CCRKBA Tells Lawmakers: ‘Rights Not Subject to Opinion Polls’
The Citizens Committee for the Right to Keep and Bear Arms has a message for state lawmakers, members of Congress and the media: Second Amendment rights are not subject to public opinion polls, especially when such surveys are used to justify proposed bans on certain types of firearms.
The right to keep and bear arms protected by the Second Amendment does not discriminate between types of arms, whether they be rifles, handguns or shotguns, or type of actions, including lever- or bolt-actions, single-shots, pump-actions or semiautomatics. Recent polling suggests pollsters don’t understand this.

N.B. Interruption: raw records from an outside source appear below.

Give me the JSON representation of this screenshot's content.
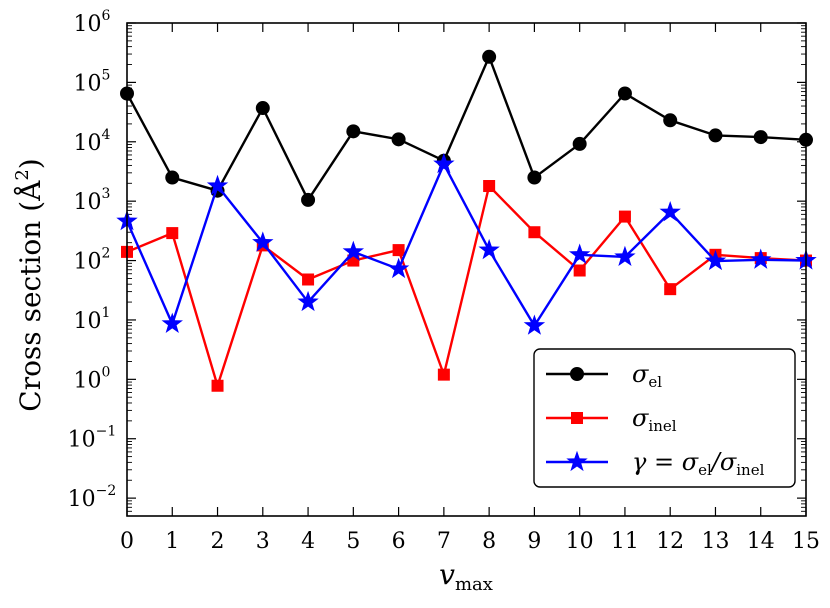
{
  "chart_data": {
    "type": "line",
    "yscale": "log",
    "title": "",
    "xlabel": "v",
    "xlabel_sub": "max",
    "ylabel": "Cross section (Å",
    "ylabel_sup": "2",
    "ylabel_close": ")",
    "xlim": [
      0,
      15
    ],
    "ylim": [
      0.005,
      1000000
    ],
    "x": [
      0,
      1,
      2,
      3,
      4,
      5,
      6,
      7,
      8,
      9,
      10,
      11,
      12,
      13,
      14,
      15
    ],
    "x_tick_labels": [
      "0",
      "1",
      "2",
      "3",
      "4",
      "5",
      "6",
      "7",
      "8",
      "9",
      "10",
      "11",
      "12",
      "13",
      "14",
      "15"
    ],
    "y_ticks": [
      {
        "value": 0.01,
        "base": "10",
        "exp": "−2"
      },
      {
        "value": 0.1,
        "base": "10",
        "exp": "−1"
      },
      {
        "value": 1,
        "base": "10",
        "exp": "0"
      },
      {
        "value": 10,
        "base": "10",
        "exp": "1"
      },
      {
        "value": 100,
        "base": "10",
        "exp": "2"
      },
      {
        "value": 1000,
        "base": "10",
        "exp": "3"
      },
      {
        "value": 10000,
        "base": "10",
        "exp": "4"
      },
      {
        "value": 100000,
        "base": "10",
        "exp": "5"
      },
      {
        "value": 1000000,
        "base": "10",
        "exp": "6"
      }
    ],
    "legend_position": "bottom-right",
    "series": [
      {
        "name": "σ_el",
        "legend_main": "σ",
        "legend_sub": "el",
        "color": "#000000",
        "marker": "circle",
        "values": [
          65000,
          2500,
          1500,
          37000,
          1050,
          15000,
          11000,
          4800,
          270000,
          2500,
          9200,
          65000,
          23000,
          12800,
          12000,
          10800
        ]
      },
      {
        "name": "σ_inel",
        "legend_main": "σ",
        "legend_sub": "inel",
        "color": "#ff0000",
        "marker": "square",
        "values": [
          140,
          290,
          0.78,
          180,
          48,
          100,
          150,
          1.2,
          1800,
          300,
          68,
          550,
          33,
          125,
          110,
          100
        ]
      },
      {
        "name": "γ = σ_el/σ_inel",
        "legend_main": "γ = σ",
        "legend_sub": "el",
        "legend_mid": "/σ",
        "legend_sub2": "inel",
        "color": "#0000ff",
        "marker": "star",
        "values": [
          460,
          8.6,
          1800,
          200,
          20,
          140,
          72,
          4200,
          150,
          8.0,
          125,
          115,
          650,
          98,
          103,
          100
        ]
      }
    ]
  }
}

“Fundamental rights, including the right to keep and bear arms, must never be determined by the whims of survey respondents,” said CCRKBA Chairman Alan Gottlieb. “We don’t have popularity contests to determine the rights of free speech or the press. We would hardly allow a public opinion poll to dictate whether people should worship in a church, mosque or synagogue. So, why would we think it’s allowable for a survey to tell us whether we should ban a whole class of firearms, when the Second Amendment has protected the rights of gun owners for more than two centuries?”
But in his home state of Washington, Gov. Jay Inslee and Attorney General Bob Ferguson, both Democrats, are calling for a ban on so-called “assault weapons” this year. A press release from Ferguson’s office pointed to opinion polls last summer showing public support for such a ban. The release pointed to a July poll, sponsored by The Seattle Times, KING 5, the University of Washington’s Center for an Informed Public and Washington State University’s Murrow College of Communication, “found that more than 60 percent of Washingtonians support a ban on assault weapons in the state.”

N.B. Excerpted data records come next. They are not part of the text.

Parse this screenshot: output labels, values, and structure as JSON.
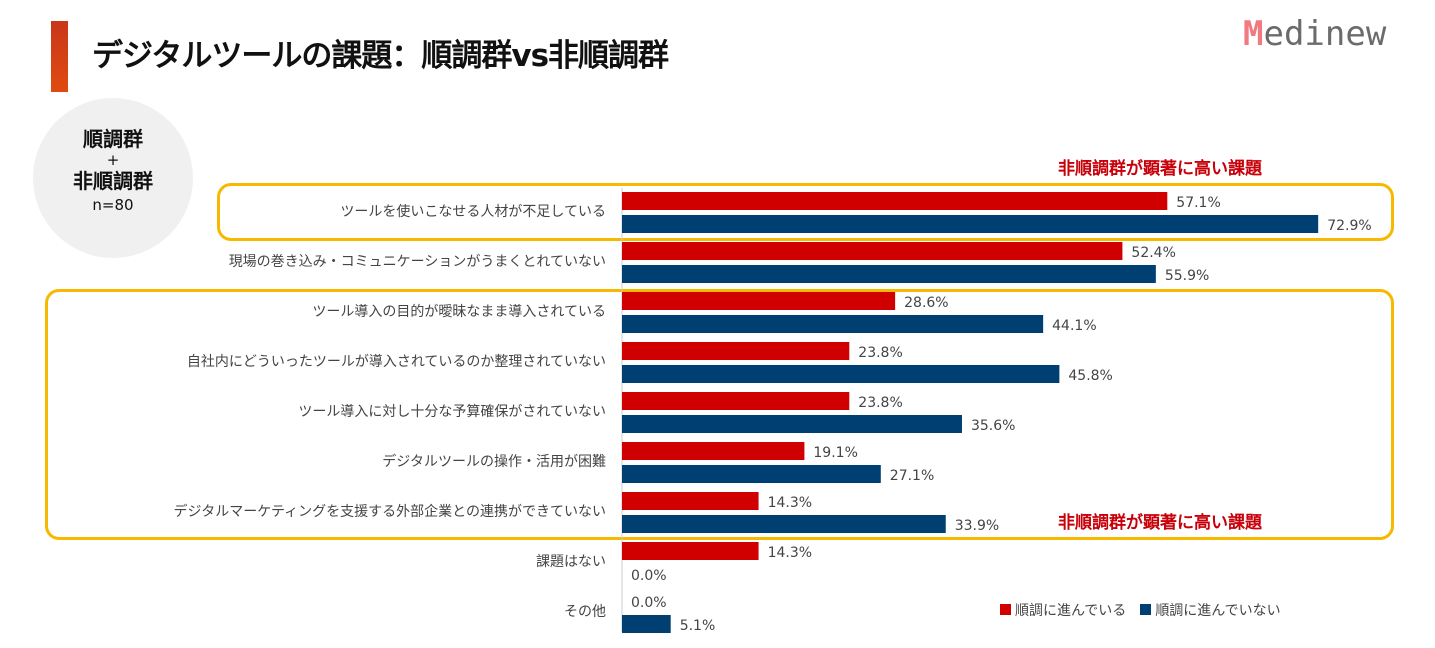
{
  "header": {
    "title": "デジタルツールの課題：順調群vs非順調群",
    "logo": "Medinew"
  },
  "sample": {
    "group1": "順調群",
    "plus": "+",
    "group2": "非順調群",
    "n": "n=80"
  },
  "notes": {
    "top": "非順調群が顕著に高い課題",
    "bottom": "非順調群が顕著に高い課題"
  },
  "colors": {
    "on_track": "#d10000",
    "not_on_track": "#003f72",
    "highlight": "#f7b800"
  },
  "chart_data": {
    "type": "bar",
    "orientation": "horizontal",
    "categories": [
      "ツールを使いこなせる人材が不足している",
      "現場の巻き込み・コミュニケーションがうまくとれていない",
      "ツール導入の目的が曖昧なまま導入されている",
      "自社内にどういったツールが導入されているのか整理されていない",
      "ツール導入に対し十分な予算確保がされていない",
      "デジタルツールの操作・活用が困難",
      "デジタルマーケティングを支援する外部企業との連携ができていない",
      "課題はない",
      "その他"
    ],
    "series": [
      {
        "name": "順調に進んでいる",
        "values": [
          57.1,
          52.4,
          28.6,
          23.8,
          23.8,
          19.1,
          14.3,
          14.3,
          0.0
        ]
      },
      {
        "name": "順調に進んでいない",
        "values": [
          72.9,
          55.9,
          44.1,
          45.8,
          35.6,
          27.1,
          33.9,
          0.0,
          5.1
        ]
      }
    ],
    "unit": "%",
    "legend": "bottom-right"
  }
}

A June survey for the Northwest Progressive Institute said 56 percent of Washington voters “support a ban on the sale of assault weapons,” the release said. That poll was done by Public Policy Polling.
In Illinois, the state House passed a ban last week 64-43.
The Salt Lake Tribune recently reported on a Utah poll showing 60 percent of Beehive State residents “support banning both assault weapons and high-capacity magazines.” The story cited a summer 2022 Fox News survey that also found public support for a ban.
“Anyone who honestly believes a survey should justify the erosion of any right guaranteed by our constitution needs a refresher course in high school civics,” Gottlieb observed in a statement to the media. “Rights are special. We don’t need government permission to exercise them, nor do we need the blessing of a vocal minority, because in this country, citizens do not answer to the wishes of a mob.
“At the moment we allow ourselves to fall into this trap,” he said, “we stop becoming a republic and start being an oligarchy, if not a dictatorship. This is not how rights are decided, because a right popular one week might fall out of favor the following week with a different polling sample, and then where would we be? Within a few weeks, we would have no rights at all.”